Explications avec Virginia Tilley, coauteure du rapport, de passage à Genève.
Par Christophe Koessler, le 8 avril 2018 - Le Courrier

Qualifier Israël de régime d’apartheid est-il erroné ou excessif? La Commission économique et sociale pour l’Asie occidentale des Nations Unies a voulu en avoir le cœur net en confiant une étude sur le sujet à deux universitaires. Publié en 2017, le rapport de Richard Falk, ancien rapporteur spécial de l’ONU sur les territoires occupés, et de Virginia Tilley, professeure étasunienne spécialisée dans les conflits à caractère racial ou ethnique, est pourtant passé presque inaperçu.

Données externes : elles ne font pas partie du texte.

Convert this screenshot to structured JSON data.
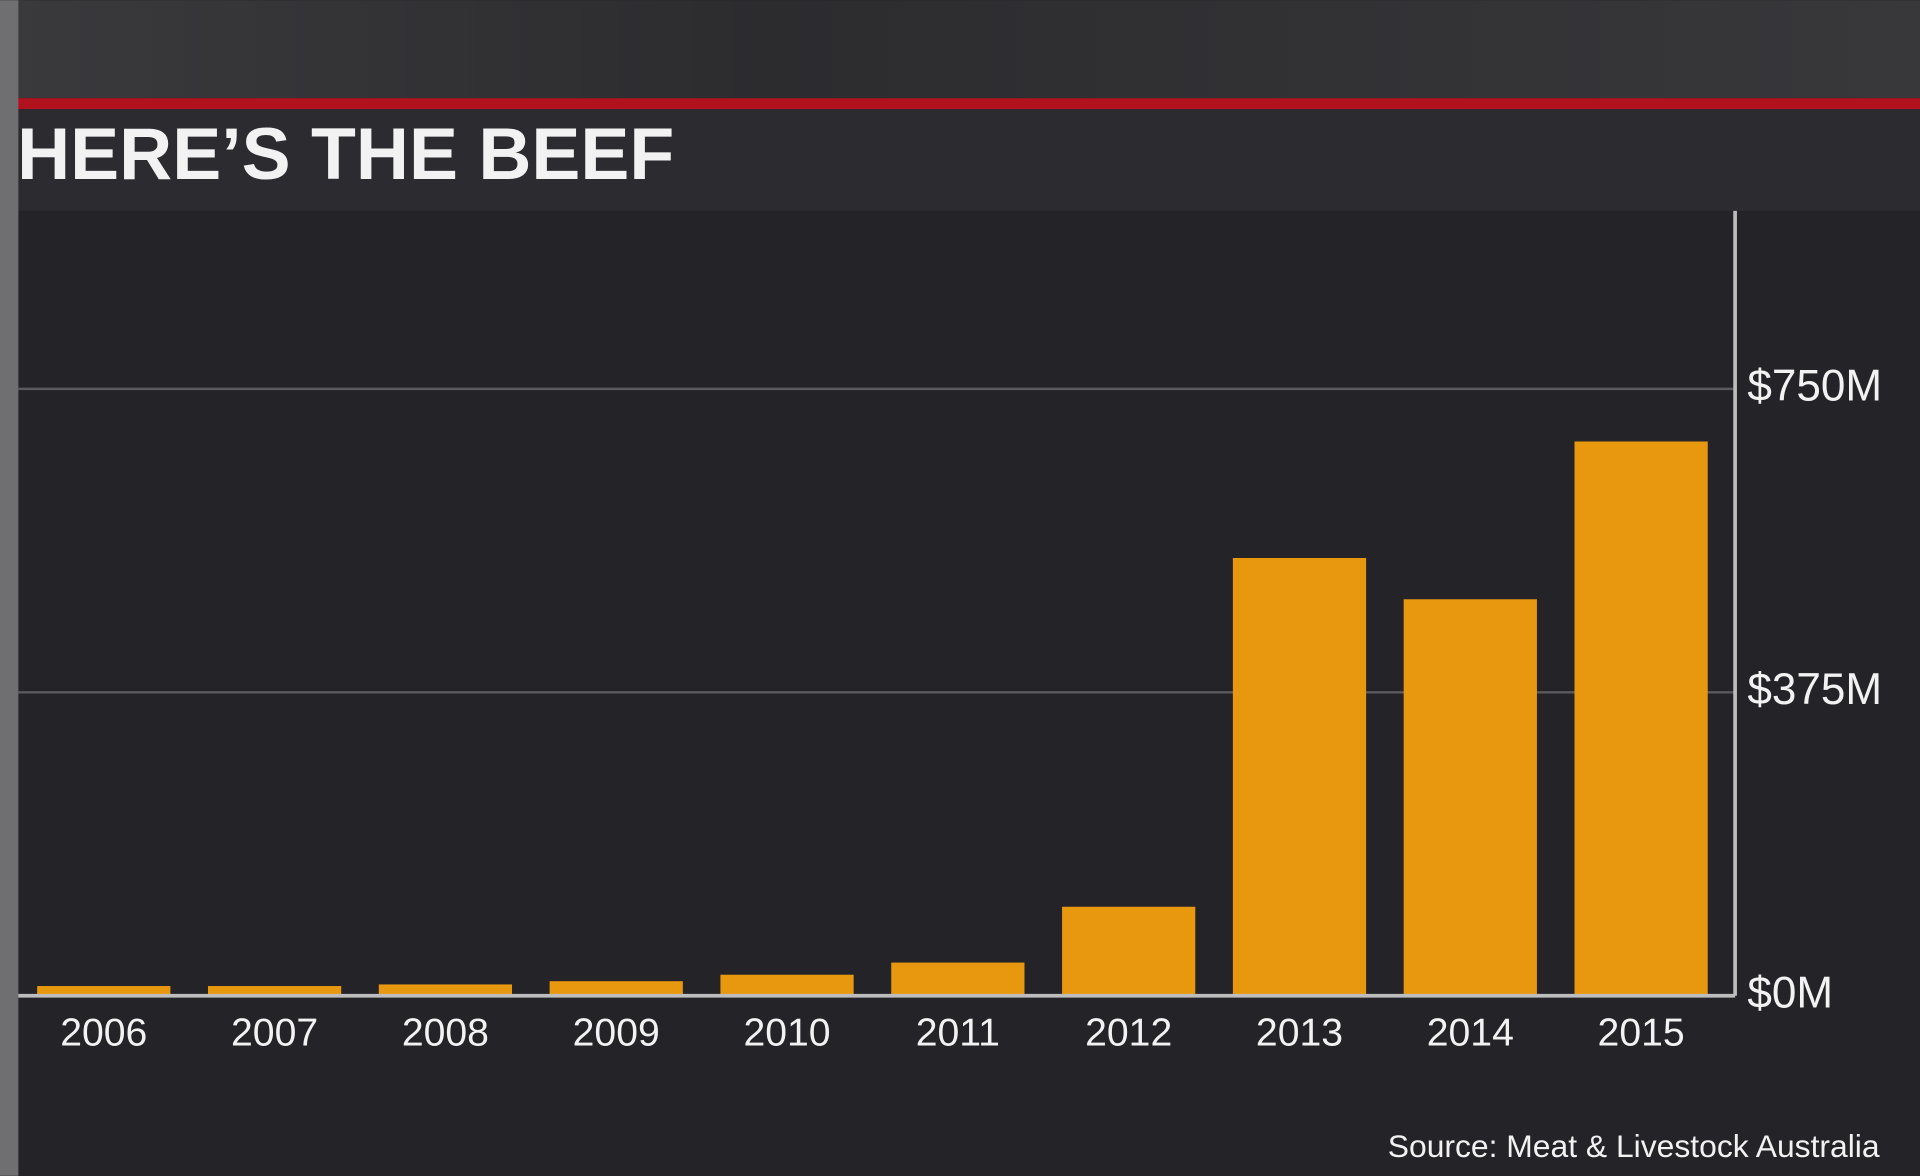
{
  "chart_data": {
    "type": "bar",
    "title": "HERE’S THE BEEF",
    "source": "Source: Meat & Livestock Australia",
    "categories": [
      "2006",
      "2007",
      "2008",
      "2009",
      "2010",
      "2011",
      "2012",
      "2013",
      "2014",
      "2015"
    ],
    "values": [
      12,
      12,
      14,
      18,
      26,
      41,
      110,
      541,
      490,
      685
    ],
    "color": "#e8980f",
    "ylim": [
      0,
      970
    ],
    "yticks": [
      {
        "value": 0,
        "label": "$0M"
      },
      {
        "value": 375,
        "label": "$375M"
      },
      {
        "value": 750,
        "label": "$750M"
      }
    ],
    "grid": true
  }
}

Et pour cause: postée sur le site des Nations Unies, l’étude en a vite été retirée: «Notre rapport a été validé par les Nations Unies et nous n’avons reçu aucune critique sur le fond. Mais, mis sous pression par Israël et ses soutiens, le secrétaire général de l’ONU a prétexté que le texte n’avait pas été soumis selon les règles de procédures. Ce qui est faux», assure Virginia Tilley au Courrier. La spécialiste était de passage fin mars à Genève pour y donner une conférence à l’Institut des hautes études internationales et du développement.

«Actes inhumains»

Il faut dire que les conclusions du rapport n’y vont pas par quatre chemins: «Les preuves disponibles établissent au-delà de tout doute raisonnable qu’Israël est coupable de politiques et de pratiques qui constituent le crime d’apartheid tel que défini juridiquement dans le droit international.» Pour les auteurs de l’étude, l’apartheid s’applique selon eux tant aux Palestiniens des territoires occupés et de la bande de Gaza, à ceux qui vivent à Jérusalem-Est et en Israël, qu’aux réfugiés demeurant dans d’autres pays. «Tous ces éléments que nous voyions au départ comme séparés, compartimentés, proviennent d’une même logique première: la discrimination raciale», précise Virginia Tilley.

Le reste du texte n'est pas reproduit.